Fruit de deux années de travaux, l’étude prospective de l’Inrae sur la fin des pesticides à l’horizon 2050 ressemble encore une fois davantage à une thèse de sociologues qu’à un rapport apportant des solutions concrètes pour améliorer les pratiques agricoles

Dans un communiqué de presse daté du 21 mars, l’Inrae annonce la publication d’une « étude prospective inédite » réalisée sous la direction du sociologue Olivier Mora. Après avoir mobilisé 144 experts pendant deux ans, l’institut de recherche public propose plusieurs scénarios permettant d’obtenir ni plus ni moins qu’« une agriculture européenne sans pesticides chimiques » à l’horizon 2050.

L’objectif est ambitieux et séduisant, et on aurait pu s’attendre à ce que l’étude, émanant d’un institut aussi renommé que l’Inrae, trace des pistes innovantes et émette des idées originales.

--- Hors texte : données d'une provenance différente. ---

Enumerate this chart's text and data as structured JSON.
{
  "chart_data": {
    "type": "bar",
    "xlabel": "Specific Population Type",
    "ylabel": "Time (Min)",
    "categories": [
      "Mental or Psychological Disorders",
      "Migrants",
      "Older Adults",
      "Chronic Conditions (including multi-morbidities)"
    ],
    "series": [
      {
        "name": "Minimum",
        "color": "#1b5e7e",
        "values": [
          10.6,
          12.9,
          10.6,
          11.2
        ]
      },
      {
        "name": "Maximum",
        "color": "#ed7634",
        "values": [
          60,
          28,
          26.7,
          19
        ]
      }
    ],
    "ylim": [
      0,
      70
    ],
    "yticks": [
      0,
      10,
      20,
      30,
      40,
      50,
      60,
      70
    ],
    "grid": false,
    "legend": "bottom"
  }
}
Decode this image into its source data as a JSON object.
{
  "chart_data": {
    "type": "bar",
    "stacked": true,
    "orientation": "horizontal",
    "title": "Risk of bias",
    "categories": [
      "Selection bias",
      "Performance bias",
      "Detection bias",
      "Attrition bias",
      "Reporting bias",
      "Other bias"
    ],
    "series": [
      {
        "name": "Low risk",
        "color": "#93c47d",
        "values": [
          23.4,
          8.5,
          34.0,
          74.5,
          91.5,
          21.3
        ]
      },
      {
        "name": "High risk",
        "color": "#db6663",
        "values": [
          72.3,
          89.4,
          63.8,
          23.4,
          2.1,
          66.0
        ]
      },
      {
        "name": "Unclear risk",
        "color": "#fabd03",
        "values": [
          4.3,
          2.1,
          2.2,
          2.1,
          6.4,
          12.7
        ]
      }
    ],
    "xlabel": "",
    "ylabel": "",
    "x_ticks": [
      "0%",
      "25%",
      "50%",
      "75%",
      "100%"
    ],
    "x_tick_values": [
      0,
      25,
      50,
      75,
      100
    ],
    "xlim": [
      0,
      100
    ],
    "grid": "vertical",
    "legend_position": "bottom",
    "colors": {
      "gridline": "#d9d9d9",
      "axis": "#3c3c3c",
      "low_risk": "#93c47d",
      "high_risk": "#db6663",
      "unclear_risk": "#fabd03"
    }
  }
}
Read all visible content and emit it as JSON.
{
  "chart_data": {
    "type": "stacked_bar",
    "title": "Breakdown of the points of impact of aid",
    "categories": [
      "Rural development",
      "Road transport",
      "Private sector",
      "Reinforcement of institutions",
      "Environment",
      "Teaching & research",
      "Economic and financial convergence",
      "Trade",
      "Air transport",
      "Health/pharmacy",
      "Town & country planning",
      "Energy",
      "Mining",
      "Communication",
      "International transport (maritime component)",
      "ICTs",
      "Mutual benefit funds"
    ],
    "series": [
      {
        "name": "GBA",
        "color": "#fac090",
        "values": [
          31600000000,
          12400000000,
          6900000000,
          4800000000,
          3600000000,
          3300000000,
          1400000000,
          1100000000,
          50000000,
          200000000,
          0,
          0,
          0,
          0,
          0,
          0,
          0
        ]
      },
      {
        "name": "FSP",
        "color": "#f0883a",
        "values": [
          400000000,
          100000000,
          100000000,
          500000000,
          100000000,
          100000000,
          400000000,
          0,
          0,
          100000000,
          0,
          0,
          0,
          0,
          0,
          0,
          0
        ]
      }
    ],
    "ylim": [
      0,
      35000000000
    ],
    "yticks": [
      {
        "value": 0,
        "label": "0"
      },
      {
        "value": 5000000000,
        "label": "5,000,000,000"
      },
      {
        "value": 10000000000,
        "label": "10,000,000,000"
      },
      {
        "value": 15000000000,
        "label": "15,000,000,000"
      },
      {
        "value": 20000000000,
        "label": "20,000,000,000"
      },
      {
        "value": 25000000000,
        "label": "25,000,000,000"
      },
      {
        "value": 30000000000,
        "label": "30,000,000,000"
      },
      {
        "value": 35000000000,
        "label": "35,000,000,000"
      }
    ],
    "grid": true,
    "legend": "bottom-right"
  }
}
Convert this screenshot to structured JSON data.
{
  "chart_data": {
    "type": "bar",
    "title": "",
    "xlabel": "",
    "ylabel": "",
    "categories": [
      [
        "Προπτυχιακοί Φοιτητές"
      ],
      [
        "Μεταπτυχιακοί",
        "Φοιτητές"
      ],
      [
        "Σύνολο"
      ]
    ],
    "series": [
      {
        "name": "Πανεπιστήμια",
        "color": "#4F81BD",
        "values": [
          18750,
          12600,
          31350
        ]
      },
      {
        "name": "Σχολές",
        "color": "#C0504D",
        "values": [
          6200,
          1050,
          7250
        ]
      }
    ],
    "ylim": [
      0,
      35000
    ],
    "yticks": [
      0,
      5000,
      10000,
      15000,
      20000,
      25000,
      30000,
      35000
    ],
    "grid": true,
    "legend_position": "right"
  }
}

Or, les quinze pages du résumé laissent le lecteur sur sa faim, tant les trajectoires décrites paraissent flotter dans les airs, tels des nuages dans un ciel bleu.

Les auteurs expliquent en préambule que l’objectif du « sans pesticides d’ici 2050 » nécessite de « changer de paradigme » et de passer « d’une démarche incrémentale de réduction de l’usage des pesticides en agriculture à une démarche disruptive visant à construire des systèmes de culture innovants ». Jusque-là, rien à redire.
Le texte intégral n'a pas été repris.